Pete Susan and President Obama first became acquainted with each other when Pete worked at the Chicago Tribune and the future president was in the senate. After building a relationship with then Senator Obama, he then had the great opportunity of helping document the next president’s legacy through still photographs.
During the film, you see easily over 100 photographs that are included as just a sample of what types of shots Pete and the president’s photographers can capture. At the end of any given week, their staff ends up with thousands of photographs they must edit through. At the end of any given year, they have potentially collected hundreds of thousands of pictures that will be added to their presidential library. Once they make it there, they never leave – forever sealed in history.
During the film, President Obama makes mention of how much easier it is when his photographer kind of “fits into the background” and they become much like a fly on the wall, thus not distracting from their presidential work. President Obama was not the only one to make these remarks. The film also interviewed photographers and past presidents to learn more about their presidential photographer. President Bush had a very interesting story to tell, especially in relation to personal photography.
He spoke more about 9/11 and how on that day everything was happening so quickly. His personal photographer said he would look right through him as he obviously had much larger things in mind. This was a defining moment for the Bush administration, and President Obama was still waiting for his. Throughout the film, they make mention of how his push for healthcare reform would be the defining moment of his presidency and that they are collecting thousands of photographs in anticipation.
But not every president has felt this way about photographers. President Nixon, just before his resignation speech, was recorded sounding annoyed with actually having to pose for such photographs. Maybe this also shaped the confidentiality and trust that these presidents have with their photographers. They refuse to share any information with reporters and they must for a multitude of reasons. One of the largest, I would say, would be the type of information exchanged within the meeting rooms. Only a handful of people are even allowed in and when it is just two people in the room, the photographer must know when it is ok to listen and when to completely ignore everything except the quality of the shot.
After looking at a few of the photos shown, I would definitely say that the actual context of the picture is what sets the tone and overall reaction. For example, one photo of President Bush that stands out to me was him talking on the phone aboard Air Force One with a few members from his team conversing and watching the news. Without the proper context, you may think that this was a completely normal photograph of a president of the United States. Once you know that it is 9/11 and they are making strategic plans, it totally changes the mood and overall acceptance of the photograph.
Another thing that I found very interesting was that the First Lady gets her own photographer as well. Though the meetings may not seem as intense as these lives altering catastrophic events like 9/11, they are still involved with the community and put a lot of smiles on people’s faces. These photos are kept and shared.
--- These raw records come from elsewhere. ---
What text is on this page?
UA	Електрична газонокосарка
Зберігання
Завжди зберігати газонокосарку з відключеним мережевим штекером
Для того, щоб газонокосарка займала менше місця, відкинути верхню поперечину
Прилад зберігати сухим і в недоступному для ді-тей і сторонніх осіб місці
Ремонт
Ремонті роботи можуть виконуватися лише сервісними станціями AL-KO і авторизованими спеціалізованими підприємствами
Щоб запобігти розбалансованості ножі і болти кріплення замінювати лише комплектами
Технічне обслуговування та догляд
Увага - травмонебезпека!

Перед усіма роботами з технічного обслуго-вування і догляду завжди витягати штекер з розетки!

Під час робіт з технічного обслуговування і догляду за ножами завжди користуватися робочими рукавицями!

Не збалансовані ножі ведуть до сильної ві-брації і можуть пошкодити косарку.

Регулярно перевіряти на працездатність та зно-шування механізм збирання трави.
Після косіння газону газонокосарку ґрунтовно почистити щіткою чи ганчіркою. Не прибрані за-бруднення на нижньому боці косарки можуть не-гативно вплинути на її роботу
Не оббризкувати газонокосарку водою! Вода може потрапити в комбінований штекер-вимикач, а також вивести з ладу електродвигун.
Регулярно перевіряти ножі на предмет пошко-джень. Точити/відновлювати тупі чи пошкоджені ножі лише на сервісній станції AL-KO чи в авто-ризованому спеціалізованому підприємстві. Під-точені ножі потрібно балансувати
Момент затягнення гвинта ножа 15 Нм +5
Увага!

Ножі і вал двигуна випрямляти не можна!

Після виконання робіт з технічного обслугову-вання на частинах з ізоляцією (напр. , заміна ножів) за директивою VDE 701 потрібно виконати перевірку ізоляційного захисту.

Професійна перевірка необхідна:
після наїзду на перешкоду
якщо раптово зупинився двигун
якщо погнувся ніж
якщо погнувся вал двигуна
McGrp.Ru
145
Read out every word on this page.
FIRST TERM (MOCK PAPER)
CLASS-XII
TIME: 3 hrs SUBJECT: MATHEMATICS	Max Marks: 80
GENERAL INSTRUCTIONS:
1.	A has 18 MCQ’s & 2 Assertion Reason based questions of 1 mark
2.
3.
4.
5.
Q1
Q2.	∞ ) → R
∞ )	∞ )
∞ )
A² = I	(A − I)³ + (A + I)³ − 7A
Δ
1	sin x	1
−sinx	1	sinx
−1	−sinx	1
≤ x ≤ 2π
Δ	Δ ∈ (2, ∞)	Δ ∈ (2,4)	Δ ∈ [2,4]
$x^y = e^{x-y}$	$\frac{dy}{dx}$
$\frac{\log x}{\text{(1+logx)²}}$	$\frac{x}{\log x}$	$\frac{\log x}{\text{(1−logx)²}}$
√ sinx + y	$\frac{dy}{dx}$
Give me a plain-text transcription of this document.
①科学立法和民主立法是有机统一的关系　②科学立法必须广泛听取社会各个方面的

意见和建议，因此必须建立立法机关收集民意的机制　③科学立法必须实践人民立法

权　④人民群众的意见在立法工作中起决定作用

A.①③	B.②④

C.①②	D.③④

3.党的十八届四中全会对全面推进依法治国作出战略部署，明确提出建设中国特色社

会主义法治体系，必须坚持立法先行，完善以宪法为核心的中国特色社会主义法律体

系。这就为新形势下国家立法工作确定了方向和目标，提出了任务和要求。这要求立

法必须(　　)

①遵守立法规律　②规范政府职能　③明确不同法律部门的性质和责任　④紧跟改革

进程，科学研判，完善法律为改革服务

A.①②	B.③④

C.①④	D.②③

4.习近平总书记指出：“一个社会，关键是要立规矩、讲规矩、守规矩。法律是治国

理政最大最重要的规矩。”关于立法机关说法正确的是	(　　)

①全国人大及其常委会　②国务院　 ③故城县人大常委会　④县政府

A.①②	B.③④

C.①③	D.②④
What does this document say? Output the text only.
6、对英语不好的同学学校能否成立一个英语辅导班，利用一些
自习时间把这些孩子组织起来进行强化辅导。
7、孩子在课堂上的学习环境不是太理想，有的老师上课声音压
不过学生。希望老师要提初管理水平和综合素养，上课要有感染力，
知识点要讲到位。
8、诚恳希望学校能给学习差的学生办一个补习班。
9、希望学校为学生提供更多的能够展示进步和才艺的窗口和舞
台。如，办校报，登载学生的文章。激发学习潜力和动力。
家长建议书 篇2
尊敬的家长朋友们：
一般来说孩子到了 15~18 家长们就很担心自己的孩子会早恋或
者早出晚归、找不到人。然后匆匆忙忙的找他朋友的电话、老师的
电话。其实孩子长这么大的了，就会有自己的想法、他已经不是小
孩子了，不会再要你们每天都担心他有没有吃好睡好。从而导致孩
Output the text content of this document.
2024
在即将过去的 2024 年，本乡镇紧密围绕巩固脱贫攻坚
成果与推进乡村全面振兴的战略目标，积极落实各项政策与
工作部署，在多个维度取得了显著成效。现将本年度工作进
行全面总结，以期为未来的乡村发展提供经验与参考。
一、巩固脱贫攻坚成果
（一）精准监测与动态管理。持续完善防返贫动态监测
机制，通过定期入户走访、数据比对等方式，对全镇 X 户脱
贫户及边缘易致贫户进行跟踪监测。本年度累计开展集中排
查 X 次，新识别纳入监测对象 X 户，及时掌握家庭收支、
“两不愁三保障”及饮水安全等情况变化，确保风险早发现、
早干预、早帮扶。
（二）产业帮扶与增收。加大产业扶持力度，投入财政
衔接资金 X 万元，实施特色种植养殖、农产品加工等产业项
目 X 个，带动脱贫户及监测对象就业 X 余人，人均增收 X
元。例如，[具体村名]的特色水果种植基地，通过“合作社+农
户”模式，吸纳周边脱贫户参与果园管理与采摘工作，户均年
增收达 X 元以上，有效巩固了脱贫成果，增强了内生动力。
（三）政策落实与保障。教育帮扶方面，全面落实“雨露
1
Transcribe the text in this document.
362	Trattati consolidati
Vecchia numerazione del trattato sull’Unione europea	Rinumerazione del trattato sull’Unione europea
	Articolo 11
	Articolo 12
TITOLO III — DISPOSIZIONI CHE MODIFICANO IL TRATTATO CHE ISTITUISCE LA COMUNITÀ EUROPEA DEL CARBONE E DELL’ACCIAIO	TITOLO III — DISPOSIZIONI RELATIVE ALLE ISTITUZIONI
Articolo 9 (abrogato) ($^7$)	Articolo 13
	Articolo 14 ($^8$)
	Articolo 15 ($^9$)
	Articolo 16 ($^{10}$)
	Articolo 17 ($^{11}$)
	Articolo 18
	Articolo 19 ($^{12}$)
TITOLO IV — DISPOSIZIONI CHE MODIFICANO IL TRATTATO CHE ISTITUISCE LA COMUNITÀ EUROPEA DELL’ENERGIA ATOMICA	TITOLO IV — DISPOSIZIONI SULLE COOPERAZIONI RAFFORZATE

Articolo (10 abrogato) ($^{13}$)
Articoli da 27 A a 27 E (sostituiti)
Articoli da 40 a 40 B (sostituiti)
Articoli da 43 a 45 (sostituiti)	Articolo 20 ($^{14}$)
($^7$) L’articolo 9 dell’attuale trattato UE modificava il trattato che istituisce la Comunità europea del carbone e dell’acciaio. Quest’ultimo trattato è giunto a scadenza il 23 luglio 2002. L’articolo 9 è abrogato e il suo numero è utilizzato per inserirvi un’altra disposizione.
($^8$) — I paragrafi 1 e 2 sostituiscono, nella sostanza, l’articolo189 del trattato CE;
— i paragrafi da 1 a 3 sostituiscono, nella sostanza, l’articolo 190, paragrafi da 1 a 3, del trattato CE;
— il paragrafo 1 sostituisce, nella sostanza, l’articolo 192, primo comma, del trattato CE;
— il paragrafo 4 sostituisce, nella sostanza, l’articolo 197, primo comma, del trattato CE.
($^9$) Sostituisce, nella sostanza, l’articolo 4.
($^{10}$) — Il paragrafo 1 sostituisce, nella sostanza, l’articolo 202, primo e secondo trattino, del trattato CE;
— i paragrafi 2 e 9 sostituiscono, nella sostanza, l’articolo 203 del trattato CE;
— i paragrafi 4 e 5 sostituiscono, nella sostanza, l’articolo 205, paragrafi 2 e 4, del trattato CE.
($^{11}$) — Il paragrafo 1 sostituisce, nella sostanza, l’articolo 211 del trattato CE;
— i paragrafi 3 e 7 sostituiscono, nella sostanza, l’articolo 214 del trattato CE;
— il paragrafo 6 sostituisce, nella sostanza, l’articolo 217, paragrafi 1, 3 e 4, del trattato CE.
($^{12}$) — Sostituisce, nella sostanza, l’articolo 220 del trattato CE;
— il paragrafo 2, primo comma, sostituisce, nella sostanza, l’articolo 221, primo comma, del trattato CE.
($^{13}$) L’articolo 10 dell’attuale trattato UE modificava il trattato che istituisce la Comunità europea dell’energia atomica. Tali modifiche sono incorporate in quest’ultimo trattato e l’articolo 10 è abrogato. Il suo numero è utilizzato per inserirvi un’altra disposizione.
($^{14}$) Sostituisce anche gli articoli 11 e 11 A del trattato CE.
To me, this almost humanizes the president and their family a little more than without these photo-ops.
I believe that the photos that really spoke volume for me, were the white house staff photoshoots. The reason being is it captures a time in history when these people from all walks of life came together to serve at our nation’s capital under our leader. Their faces are forever grained in history and it also provides a way for the president to say thank you. One thing that they continually said is that the president does not necessarily get to spend a lot of time with their staff, but an image like those can impact their unity to serve.